Through the years, various medications have addressed the downstream effects of CFTR dysfunction, but none have addressed the root problem itself – until modulator therapy. Cystic fibrosis transmembrane conductance regulator (CFTR) modulator therapies are designed to help correct the abnormal protein function in some CF patients depending on their genetic mutations. People can take these medications by mouth, which is much easier than time-consuming breathing treatments and airway clearance therapies. We’ve seen incredible progress with modulator therapies in the past few years and we remain hopeful there will eventually be a cure for cystic fibrosis.
7. A very small percentage of CF patients will need a lung transplant.
Sometimes, a person with cystic fibrosis will have such severe lung damage that they will need a lung transplant. Two decades ago, CF patients comprised about 10% of lung transplants. Today, however, they comprise only 2 to 3% – in large part because modulator therapy has been so successful.
8. Children with CF look just like everyone else.
CF has been referred to as an invisible disease because most children and adults with CF look outwardly healthy, which can be deceiving to the inward battle they are fighting. Most people with CF spend between one and three hours daily performing airway clearance therapies to keep their lungs healthy. They may need to miss school or work when they are sick in order to allow for extra airway clearance therapies and IV antibiotics.
9. There are more adults than children with CF.

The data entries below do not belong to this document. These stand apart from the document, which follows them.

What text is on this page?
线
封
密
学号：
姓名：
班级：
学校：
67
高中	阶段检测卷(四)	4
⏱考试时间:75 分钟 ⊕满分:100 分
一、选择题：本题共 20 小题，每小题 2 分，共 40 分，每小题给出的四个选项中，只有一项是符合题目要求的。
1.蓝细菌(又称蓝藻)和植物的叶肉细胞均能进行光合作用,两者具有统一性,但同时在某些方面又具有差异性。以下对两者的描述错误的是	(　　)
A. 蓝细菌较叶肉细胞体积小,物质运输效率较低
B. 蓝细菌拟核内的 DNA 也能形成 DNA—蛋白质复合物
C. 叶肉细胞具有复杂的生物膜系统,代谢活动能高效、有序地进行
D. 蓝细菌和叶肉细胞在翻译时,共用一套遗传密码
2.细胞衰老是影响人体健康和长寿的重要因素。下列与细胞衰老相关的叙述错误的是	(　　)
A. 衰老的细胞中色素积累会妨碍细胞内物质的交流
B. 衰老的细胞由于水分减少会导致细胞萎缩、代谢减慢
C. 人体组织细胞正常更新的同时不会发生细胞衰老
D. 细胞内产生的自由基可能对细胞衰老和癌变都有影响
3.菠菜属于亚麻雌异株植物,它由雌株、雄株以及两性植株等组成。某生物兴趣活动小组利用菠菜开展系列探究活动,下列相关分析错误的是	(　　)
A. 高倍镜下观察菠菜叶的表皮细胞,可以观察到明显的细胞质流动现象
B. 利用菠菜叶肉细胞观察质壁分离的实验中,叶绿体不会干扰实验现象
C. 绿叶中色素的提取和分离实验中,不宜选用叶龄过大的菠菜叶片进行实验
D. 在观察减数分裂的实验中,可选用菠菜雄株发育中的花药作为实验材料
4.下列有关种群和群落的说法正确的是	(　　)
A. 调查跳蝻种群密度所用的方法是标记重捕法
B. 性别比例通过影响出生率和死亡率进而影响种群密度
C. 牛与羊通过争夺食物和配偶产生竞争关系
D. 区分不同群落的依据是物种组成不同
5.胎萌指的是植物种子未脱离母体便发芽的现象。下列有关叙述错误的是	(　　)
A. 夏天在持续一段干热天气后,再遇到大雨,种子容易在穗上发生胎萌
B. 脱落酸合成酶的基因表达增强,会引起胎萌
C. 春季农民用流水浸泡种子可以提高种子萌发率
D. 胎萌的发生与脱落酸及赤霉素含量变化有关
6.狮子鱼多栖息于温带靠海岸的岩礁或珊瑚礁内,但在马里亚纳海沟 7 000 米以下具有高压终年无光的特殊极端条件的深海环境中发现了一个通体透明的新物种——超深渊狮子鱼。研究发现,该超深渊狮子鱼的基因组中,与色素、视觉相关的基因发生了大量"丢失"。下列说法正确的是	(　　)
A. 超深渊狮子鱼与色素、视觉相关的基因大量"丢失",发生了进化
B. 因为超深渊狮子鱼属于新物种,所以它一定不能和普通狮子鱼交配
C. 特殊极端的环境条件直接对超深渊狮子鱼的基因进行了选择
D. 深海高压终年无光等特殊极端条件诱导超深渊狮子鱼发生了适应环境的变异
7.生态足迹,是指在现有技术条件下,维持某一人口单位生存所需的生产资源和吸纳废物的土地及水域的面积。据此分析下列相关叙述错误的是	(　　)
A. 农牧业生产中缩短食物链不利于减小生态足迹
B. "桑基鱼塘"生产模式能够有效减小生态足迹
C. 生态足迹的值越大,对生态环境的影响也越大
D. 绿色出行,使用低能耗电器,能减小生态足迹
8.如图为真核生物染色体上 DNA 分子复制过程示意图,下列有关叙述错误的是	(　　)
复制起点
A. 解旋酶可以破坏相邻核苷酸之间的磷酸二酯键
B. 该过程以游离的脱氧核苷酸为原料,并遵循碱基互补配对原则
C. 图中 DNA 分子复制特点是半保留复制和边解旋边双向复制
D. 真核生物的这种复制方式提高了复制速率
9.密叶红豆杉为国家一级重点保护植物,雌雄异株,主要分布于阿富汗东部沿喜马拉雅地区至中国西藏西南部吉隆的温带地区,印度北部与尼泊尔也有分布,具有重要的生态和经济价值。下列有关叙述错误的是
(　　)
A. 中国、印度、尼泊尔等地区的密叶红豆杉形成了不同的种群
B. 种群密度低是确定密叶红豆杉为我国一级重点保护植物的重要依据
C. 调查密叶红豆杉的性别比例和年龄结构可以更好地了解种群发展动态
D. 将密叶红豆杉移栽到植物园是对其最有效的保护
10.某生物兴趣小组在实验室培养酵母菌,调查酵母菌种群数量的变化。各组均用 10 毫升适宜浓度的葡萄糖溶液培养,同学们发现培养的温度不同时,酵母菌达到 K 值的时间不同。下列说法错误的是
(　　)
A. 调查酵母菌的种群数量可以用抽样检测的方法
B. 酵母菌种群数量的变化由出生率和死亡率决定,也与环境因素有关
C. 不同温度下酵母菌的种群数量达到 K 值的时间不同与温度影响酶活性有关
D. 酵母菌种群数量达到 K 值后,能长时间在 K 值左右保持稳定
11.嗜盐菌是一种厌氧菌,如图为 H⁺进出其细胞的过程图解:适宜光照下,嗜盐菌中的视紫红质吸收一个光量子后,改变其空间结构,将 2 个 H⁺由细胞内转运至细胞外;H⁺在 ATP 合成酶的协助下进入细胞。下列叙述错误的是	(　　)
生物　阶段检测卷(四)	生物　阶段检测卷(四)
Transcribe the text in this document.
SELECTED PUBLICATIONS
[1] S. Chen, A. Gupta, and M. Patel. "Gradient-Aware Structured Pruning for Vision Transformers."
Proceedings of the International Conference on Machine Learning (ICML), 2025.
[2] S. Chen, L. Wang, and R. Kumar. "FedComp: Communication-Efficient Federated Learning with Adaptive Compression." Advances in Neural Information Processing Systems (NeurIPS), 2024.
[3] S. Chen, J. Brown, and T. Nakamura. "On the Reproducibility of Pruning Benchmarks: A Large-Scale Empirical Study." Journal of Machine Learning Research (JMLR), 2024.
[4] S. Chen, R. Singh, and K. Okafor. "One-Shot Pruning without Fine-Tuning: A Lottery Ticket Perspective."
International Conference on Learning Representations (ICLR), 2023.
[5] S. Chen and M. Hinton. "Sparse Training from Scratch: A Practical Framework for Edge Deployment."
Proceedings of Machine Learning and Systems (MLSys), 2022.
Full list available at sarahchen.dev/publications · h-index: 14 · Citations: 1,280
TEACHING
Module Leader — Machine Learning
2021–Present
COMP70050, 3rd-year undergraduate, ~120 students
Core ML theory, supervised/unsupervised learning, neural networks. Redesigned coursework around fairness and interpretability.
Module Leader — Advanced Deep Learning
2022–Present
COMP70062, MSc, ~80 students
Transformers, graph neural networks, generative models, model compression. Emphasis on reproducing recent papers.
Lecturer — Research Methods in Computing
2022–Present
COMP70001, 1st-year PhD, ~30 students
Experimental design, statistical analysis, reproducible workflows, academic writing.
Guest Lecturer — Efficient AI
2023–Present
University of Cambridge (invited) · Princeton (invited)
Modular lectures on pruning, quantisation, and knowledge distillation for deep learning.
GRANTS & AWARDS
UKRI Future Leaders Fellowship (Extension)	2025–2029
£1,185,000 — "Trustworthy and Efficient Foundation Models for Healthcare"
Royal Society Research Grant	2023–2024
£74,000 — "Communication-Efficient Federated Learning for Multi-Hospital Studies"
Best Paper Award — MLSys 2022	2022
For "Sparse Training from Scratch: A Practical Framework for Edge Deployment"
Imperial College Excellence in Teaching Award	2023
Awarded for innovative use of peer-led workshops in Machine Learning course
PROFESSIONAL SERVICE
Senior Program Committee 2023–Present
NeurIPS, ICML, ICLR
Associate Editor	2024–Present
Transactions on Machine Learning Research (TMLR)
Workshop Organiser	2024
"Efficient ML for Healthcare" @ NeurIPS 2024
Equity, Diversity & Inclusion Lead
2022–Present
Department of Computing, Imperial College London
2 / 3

For many years, the majority of cystic fibrosis patients were children because life expectancy was not very long. However, since 2017, the adult population of CF patients has been larger than the youth population. That’s remarkable for a disorder that has always been thought of as a pediatric disease. Thanks to new and improved medications, patients with CF are living longer and healthier lives.
10. Children with CF have a bright future.
Today, more people with cystic fibrosis than ever are going to college, pursuing advanced degrees and careers, and starting families. Many women with CF are having babies. The median life expectancy for a patient is mid 50’s and continually rising. The incredible progress we have seen in CF care gives the entire CF community great optimism for continued improvements in life expectancy and, eventually, a cure.